Conversation turned quickly to airlift during the forum's first panel, a moderated discussion featuring executives from Hawaii's largest tour wholesalers.
News that Alaska, Allegiant Air, Hawaiian and United all intend to reduce capacity to the Islands in coming months didn't particularly alarm most of the U.S. mainland-based operators, but Toni Freeburg, director of leisure marketing and distribution for Alaska Airlines Vacations, conceded upcoming seat cuts would affect her business.
"We saw some softness coming out of the Bay Area" in Q1, she said. "So the reductions are going to happen starting in May and then a little more in September."
Freeburg added that much of Alaska's scheduled 7.4% reduction in 2013 seat capacity to Hawaii was a return to late-2012 operating levels. The carrier had gone to daily service from the Bay Area, she said, and consumer demand did not match the new seat capacity.
During a later forum discussion with Travel Weekly's editor in chief, Arnie Weissmann, United Airlines' director of leisure sales, Vic Kerckhoff, said the carrier's scheduled 6.1% cut, which will include reducing its daily nonstop service between Washington's Dulles Airport and Honolulu to a once-weekly flight this fall, was motivated by several factors, including the airline's goal of a 10% return on invested capital.
"There was some aspect of [less capacity] that was seasonal," and the other part is about making a profit, he said.
Jack Richards, president and CEO of Pleasant Holidays, seemed convinced, however, that the Aloha State will enjoy a substantial boost in airlift next year.
"Our research suggests 2014 will be a record year for U.S. airline capacity to Hawaii driven by the low-cost carriers," he said. "You have Allegiant that entered the market. You have Virgin America that has already announced service, and although Southwest hasn't formally announced service, it has [taken] delivery of airplanes that are over-water-qualified to begin service to Hawaii."
Housing was another hot topic.
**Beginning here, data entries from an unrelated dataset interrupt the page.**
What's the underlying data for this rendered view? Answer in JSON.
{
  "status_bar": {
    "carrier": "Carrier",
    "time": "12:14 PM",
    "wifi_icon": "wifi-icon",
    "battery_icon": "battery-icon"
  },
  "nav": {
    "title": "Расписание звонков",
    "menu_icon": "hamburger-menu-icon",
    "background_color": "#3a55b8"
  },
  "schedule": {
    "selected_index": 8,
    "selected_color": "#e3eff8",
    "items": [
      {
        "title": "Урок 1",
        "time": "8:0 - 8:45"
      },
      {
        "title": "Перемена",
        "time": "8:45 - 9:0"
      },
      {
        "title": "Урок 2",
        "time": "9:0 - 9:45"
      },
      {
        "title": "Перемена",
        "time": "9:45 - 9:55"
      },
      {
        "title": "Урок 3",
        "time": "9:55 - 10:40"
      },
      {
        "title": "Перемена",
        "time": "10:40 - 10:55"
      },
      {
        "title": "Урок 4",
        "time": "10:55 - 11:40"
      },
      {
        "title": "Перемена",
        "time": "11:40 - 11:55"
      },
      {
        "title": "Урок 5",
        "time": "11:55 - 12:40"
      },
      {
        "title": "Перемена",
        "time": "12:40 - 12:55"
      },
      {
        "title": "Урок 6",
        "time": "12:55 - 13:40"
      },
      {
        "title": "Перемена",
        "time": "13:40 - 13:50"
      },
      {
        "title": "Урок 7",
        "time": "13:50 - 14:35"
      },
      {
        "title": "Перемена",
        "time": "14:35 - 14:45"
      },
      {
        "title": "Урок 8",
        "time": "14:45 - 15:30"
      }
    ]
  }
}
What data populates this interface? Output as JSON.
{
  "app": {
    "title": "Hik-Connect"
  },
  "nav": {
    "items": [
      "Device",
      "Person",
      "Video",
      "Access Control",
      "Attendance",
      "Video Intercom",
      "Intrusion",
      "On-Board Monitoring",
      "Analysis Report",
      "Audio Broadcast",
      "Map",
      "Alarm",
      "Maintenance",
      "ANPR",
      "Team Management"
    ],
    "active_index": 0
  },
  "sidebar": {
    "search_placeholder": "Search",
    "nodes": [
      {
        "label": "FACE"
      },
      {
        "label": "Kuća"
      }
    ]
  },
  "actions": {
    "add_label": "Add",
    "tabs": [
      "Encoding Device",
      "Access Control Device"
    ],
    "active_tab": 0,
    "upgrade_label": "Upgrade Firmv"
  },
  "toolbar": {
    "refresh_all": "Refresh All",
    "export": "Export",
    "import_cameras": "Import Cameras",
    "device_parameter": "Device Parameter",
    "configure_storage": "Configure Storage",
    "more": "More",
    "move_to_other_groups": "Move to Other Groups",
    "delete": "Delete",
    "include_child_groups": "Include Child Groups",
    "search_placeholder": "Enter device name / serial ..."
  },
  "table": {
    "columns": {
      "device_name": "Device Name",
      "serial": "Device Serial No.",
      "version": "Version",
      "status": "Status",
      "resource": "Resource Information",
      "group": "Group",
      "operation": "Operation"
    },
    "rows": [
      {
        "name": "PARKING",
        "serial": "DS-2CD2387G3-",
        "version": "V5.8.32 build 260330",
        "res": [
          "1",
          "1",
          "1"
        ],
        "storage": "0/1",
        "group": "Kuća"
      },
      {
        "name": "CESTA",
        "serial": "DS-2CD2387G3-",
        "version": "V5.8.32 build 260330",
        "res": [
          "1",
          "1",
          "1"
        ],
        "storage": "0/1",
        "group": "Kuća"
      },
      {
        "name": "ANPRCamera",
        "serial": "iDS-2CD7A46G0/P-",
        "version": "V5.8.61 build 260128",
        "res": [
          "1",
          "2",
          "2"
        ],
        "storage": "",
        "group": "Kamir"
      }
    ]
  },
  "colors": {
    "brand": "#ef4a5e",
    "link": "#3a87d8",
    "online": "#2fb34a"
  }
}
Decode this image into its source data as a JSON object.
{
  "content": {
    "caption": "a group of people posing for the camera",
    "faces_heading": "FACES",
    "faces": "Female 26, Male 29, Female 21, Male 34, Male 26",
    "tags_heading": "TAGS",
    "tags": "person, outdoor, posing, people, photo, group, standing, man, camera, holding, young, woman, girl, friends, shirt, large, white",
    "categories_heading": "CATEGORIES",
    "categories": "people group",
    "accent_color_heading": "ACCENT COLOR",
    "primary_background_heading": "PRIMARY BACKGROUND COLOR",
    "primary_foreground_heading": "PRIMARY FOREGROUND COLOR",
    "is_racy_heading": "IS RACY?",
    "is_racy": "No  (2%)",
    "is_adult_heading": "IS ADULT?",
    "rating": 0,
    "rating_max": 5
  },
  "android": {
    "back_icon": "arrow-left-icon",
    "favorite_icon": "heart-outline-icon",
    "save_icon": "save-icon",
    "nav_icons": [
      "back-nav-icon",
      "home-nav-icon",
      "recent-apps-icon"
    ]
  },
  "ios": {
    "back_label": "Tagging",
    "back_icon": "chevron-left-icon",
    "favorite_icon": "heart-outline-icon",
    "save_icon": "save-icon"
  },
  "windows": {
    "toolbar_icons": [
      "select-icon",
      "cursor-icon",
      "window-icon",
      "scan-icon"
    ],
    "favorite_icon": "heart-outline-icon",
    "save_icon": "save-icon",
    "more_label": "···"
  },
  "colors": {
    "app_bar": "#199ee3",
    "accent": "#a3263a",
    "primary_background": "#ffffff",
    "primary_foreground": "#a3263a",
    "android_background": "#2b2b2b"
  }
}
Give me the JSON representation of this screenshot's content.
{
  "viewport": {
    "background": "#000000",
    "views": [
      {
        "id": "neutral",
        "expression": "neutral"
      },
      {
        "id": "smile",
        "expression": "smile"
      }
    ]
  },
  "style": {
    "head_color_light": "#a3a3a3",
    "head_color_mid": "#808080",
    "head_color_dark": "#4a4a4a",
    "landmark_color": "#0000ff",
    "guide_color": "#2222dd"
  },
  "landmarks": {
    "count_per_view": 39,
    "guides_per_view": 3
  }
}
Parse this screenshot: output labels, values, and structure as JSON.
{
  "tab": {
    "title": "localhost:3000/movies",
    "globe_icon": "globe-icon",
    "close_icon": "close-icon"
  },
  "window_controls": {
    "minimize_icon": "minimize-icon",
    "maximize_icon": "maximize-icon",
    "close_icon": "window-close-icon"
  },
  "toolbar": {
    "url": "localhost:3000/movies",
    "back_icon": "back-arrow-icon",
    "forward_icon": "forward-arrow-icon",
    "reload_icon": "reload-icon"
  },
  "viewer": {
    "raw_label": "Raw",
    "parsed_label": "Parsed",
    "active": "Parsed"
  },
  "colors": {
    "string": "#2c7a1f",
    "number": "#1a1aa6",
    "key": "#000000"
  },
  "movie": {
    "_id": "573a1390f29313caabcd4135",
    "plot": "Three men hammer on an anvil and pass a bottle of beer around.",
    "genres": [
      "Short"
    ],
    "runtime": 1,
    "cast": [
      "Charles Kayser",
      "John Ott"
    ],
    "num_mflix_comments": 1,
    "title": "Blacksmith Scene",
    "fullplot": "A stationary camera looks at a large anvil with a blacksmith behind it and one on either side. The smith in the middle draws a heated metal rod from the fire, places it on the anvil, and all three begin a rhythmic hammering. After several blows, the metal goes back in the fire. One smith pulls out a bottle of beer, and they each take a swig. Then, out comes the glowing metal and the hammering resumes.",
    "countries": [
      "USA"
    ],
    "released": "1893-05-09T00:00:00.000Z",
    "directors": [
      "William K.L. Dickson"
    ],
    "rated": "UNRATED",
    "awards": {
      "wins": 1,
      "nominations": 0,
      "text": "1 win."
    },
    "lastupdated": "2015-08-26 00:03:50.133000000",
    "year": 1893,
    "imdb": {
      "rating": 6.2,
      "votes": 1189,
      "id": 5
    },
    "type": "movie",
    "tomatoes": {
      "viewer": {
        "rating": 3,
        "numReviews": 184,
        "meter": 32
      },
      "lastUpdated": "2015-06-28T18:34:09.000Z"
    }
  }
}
With occupancy and room rates soaring on Oahu, driven in part by increased business from Asia and Oceania, many wholesalers hope to lure U.S. travelers to neighbor islands.
John Caldwell, president of MLT Vacations, said half his business is multi-island visits, "and we want to grow that." He said MLT is working to change how its clients think about trips to Hawaii.
"Let's introduce the other islands and get some advance pricing out there and get people to book earlier for the other islands," he said.